Clinical time was released from paediatric/CAMHS clinic follow up outpatient appointments, and/or by replacing the need for a school visit by a qualified nurse. Observational school visits are costly and time consuming, unfortunately, it was not possible to attain an accurate figure for these costs and so the national tariff for a follow-up outpatient appointment was used. Therefore, the figures for time released and for cost savings are an underestimation.
Stakeholders included clinicians, managers and patients at each site. Clinicians were engaged through onsite training from clinical psychologists at Qbtech Ltd, visits and phone calls with the EMAHSN project manager and in the evaluation through staff surveys developed by the University of Nottingham.
Ninety patient and family experience questionnaires were distributed by clinic staff and 43% responded with 85% reporting that QbTest reports helped them to better understand their symptoms. Engagement of Trust managers was important throughout the implementation period to incorporate QbTest into their clinical pathways and essential in securing funding for the continuation of QbTest.
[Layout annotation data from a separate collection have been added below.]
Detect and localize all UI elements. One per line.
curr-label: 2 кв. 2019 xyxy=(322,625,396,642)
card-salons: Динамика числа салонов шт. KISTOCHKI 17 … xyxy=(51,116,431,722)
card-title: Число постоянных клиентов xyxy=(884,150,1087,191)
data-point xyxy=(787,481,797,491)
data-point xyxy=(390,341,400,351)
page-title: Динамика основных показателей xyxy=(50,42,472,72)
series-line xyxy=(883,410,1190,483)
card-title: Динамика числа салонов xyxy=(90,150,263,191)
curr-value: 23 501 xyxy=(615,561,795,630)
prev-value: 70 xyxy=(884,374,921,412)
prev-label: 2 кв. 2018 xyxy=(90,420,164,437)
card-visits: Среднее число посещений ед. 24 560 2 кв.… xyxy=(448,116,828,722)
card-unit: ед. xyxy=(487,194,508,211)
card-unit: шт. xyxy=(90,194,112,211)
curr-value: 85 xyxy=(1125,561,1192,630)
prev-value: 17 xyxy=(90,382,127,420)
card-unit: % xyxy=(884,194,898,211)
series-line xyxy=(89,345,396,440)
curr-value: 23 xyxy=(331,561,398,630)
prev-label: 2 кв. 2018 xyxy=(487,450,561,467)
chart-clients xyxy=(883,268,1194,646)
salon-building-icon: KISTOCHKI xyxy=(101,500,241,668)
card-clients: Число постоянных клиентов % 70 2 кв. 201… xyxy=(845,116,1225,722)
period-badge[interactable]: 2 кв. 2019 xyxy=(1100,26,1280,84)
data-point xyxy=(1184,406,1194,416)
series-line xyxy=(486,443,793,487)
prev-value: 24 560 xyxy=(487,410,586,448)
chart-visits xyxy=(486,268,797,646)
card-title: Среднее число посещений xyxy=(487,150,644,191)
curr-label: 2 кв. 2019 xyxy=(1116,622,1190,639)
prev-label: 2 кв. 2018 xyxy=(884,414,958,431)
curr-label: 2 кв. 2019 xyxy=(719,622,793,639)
Early in the project the managers and clinicians at each site were highly motivated to retain the innovation to benefit their patients. Each site, together with senior management from the EMAHSN and Qbtech Ltd was represented at quarterly Steering Committee meetings where progress was evaluated, culminating in the finalisation of the evaluation report and commitment to working on adoption and spread across England.